WEDNESDAY'S job summit in Launceston was revealing for many reasons.
It was certainly a coup for the Tasmanian Chamber of Commerce and Industry to join forces with the state government and attract a high-powered group of business, union and industry leaders.
There were 32 speakers and debates over a marathon five hours. It was particularly revealing because it showed a high-level of disconnect between the job and wealth-creating private sector and local and state governments.
Speakers representing local and state government believed they were ticking along pretty well - that wasn't the view of the vast majority at the summit.
A classic example was the government's purchase and procurement process that amounts to $4 billion a year.
There was a high-level of criticism that a local benefits test is not applied to help local companies compete and save jobs.
Premier Lara Giddings pledged to establish a "Central Procurement Board".
Sounds great, except people should be asking why every other state in Australia already has a proactive local benefits test and why it takes a jobs summit to spark the government into action?
The same goes with a review of water and sewerage headwork charges. Developers have been complaining since the water boards were established that paying for these costs up-front was a massive disincentive that has stalled speculative sub-divisions and investment.
The same with compliance and regulation red tape. Ms Giddings has given business two weeks to give her specific examples.
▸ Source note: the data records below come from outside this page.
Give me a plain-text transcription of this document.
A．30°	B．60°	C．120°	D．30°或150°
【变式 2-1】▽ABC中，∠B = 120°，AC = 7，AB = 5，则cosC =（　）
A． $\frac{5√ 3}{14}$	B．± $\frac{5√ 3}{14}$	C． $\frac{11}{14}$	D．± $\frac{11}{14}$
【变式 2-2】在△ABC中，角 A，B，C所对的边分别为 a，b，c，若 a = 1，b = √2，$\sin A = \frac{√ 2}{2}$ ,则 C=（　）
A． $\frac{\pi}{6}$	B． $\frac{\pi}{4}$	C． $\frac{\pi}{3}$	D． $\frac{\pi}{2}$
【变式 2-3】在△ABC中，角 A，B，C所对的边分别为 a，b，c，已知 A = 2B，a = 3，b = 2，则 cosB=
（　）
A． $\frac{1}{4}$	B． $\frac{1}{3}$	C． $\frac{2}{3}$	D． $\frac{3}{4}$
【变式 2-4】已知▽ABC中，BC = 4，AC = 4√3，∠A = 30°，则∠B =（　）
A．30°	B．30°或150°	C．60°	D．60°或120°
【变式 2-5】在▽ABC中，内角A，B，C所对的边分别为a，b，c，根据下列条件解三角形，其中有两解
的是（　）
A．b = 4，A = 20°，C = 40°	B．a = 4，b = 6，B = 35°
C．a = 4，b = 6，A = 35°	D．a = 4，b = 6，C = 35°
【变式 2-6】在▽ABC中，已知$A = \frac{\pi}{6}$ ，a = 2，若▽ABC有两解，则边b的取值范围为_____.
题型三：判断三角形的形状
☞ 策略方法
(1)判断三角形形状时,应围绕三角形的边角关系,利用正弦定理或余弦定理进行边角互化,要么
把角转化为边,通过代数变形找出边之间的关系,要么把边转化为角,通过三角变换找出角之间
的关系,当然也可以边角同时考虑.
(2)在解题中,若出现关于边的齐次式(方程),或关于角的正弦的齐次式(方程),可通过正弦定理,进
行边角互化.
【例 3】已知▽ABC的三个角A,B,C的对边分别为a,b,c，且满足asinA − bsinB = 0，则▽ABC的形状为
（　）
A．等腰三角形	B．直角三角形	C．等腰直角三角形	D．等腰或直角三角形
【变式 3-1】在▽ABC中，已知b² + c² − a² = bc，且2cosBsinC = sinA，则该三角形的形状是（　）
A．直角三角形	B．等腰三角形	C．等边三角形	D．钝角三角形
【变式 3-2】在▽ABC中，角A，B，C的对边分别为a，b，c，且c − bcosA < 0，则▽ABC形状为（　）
Business has been doing this for years but the government hasn't had the will or ability to act.
The Premier also agreed on Wednesday to establish a high-level "business advisory group" - after 14 years in power most people would think that this already exists.
Planning and international freight were repeatedly mentioned but any action is mired in bureaucratic red tape.
It was also revealing that all of the business leaders talked about how their industries had gone through massive transformations and job losses during the past five years in order to survive.
It was starkly obvious that state and local government had failed to keep pace.
We still have too many local councils, too many public servants but there appears no will from either the government, or the councils, to transform the model.
It was interesting that one of the biggest bugbears, shipping, didn't appear anywhere on the government's urgent "to do" list.
Greens leader Nick McKim tried to talk up the benefits of minority government but the overwhelming consensus was not to confuse his "stable government" argument with confidence and certainty within government and cabinet.
The Labor-Green government has just 21 more sitting days in parliament before the summer recess and then next March's election.
Don't hold your breath that any job creating legislation will get passed despite the best efforts of this jobs summit.